“I’ve got this.” He hadn’t raised his voice, but he’d been emphatic. Then he’d clapped his hands and said to Andrew, “Let’s haul, buddy! I want to see that rabbit I’ve heard so much about.”
He didn’t go into those details with John but told him that he’d gotten his point across to his mother-in-law.
John asked, “How was the bunny?”
“White fur, pink eyes, you know.”
“And Andrew?”
Mitch grinned. “He’s a rock star.”
Barbara Nix approached them in time to overhear that. “Who is?”
“My boy,” Mitch said.
She smiled. “So you’ve said. About ten million times.”
“Anything new on the double murder?” John asked.
“Nil. There was a discussion about dragging the bayou in search of the murder weapon, but it will take time, money, and manpower that Darcy is short on already. He’s doing his best, but it’s a shit show with no finale. The kill site remains unknown, as does the place where the assumed boat was put in. Cohorts of both victims have been interviewed. Nobody knows nothing about nothing, or so they say. No suspects, ergo no motive.”
Before continuing, she paused and looked at Mitch and John in turn. “I’m glad I caught you two together. What I said yesterday about the girl, about Mandy Adams, being a disaster waiting to happen? That was an awful and inexcusable thing to say. I apologize for my insensitivity.”
They accepted the apology with as much grace as she’d extended it, then, once she’d moved away, John asked Mitch how the child abuse case was shaping up.
Mitch gave him a rundown of the charges the couple would be indicted for. “The child who was in the hospital has been released. CPS is trying to find a foster family willing to take all three.”
“That may take time.”
“Yeah.” He waited a beat, then said, “You know, John, someone else could be doing the follow-up with the caseworker on this.” He looked around the room. “Clarence could do it. What’s he doing up here anyway? When I came in, he was lugging a box up the stairs.”
“A new coffeemaker. The old one went on the fritz this morning. He volunteered to replace it.”
Mitch muttered, “He’s doing about as much police work as I am.”
The way things had ended with Dylan last night had left him troubled, disappointed, and horny. Add to that the friction between him and Mary and what might come of it. Frustrated to the max and needing to vent, he ran his fingers through his hair.
“John, my time would be much better spent out there assisting Darcy.
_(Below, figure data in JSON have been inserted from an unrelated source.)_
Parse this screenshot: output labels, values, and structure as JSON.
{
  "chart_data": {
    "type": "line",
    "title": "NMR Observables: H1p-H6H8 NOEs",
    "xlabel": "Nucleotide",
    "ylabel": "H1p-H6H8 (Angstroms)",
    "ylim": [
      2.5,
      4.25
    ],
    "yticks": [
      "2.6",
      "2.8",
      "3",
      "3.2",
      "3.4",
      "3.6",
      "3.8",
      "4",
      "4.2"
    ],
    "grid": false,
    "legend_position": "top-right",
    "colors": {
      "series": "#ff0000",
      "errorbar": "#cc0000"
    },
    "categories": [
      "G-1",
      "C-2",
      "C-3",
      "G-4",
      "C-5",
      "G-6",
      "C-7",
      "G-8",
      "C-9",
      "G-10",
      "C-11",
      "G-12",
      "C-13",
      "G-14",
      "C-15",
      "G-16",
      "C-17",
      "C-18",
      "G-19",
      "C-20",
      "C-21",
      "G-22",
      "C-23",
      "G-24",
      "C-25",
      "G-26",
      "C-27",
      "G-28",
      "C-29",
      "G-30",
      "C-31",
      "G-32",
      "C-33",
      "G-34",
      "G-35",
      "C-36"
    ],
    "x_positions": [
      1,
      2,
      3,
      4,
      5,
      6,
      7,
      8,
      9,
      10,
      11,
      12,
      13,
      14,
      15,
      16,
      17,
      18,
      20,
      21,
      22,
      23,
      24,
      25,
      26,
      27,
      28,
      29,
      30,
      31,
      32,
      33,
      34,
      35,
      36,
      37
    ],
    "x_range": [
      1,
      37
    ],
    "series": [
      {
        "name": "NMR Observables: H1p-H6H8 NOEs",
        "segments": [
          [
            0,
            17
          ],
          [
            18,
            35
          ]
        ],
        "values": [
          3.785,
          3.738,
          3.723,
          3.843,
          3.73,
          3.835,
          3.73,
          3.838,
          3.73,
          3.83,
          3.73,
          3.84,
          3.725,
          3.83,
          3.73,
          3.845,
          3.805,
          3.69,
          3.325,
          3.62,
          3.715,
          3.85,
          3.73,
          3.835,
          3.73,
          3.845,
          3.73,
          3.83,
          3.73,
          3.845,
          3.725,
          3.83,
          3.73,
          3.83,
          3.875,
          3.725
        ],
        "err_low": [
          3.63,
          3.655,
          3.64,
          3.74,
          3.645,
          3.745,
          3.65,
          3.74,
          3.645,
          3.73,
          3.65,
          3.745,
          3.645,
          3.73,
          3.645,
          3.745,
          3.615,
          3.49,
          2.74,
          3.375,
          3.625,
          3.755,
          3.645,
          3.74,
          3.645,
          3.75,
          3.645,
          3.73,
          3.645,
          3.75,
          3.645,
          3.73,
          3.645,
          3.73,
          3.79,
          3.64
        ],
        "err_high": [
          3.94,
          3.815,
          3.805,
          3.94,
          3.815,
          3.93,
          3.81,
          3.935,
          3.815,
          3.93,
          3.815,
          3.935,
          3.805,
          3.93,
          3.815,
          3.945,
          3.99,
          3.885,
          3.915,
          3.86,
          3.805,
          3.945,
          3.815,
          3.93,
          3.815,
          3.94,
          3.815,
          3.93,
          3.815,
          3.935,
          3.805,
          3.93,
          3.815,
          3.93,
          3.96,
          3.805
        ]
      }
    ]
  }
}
You know that. I’d be an asset to his investigating team because the MO of that Bayou Coeur crime matches Randy Nelson’s execution to a tee.”
John sighed. “I explained to you why. You—”
“I know, I heard it,” he interrupted curtly. “Forget I mentioned it.” He yanked his chair from beneath his desk, dropped into it, and turned on his computer.
“What about Dr. Reede?” John asked.
Mitch noticed that her name captured Clarence’s attention. He stopped fiddling with the new machine and turned to better overhear.
Mitch grumbled, “What about her?”
“You had to miss this morning’s session.”
“I’ll reschedule. So long as I get in two a week, right?”
“That was our agreement.”
Mitch turned his chair around and looked up at John. “It wasn’t an agreement. It was an order with anor elseattached.”
John looked as though he wanted to counter. Or maybe slug him. Instead, he muttered, “I’m going to lunch.”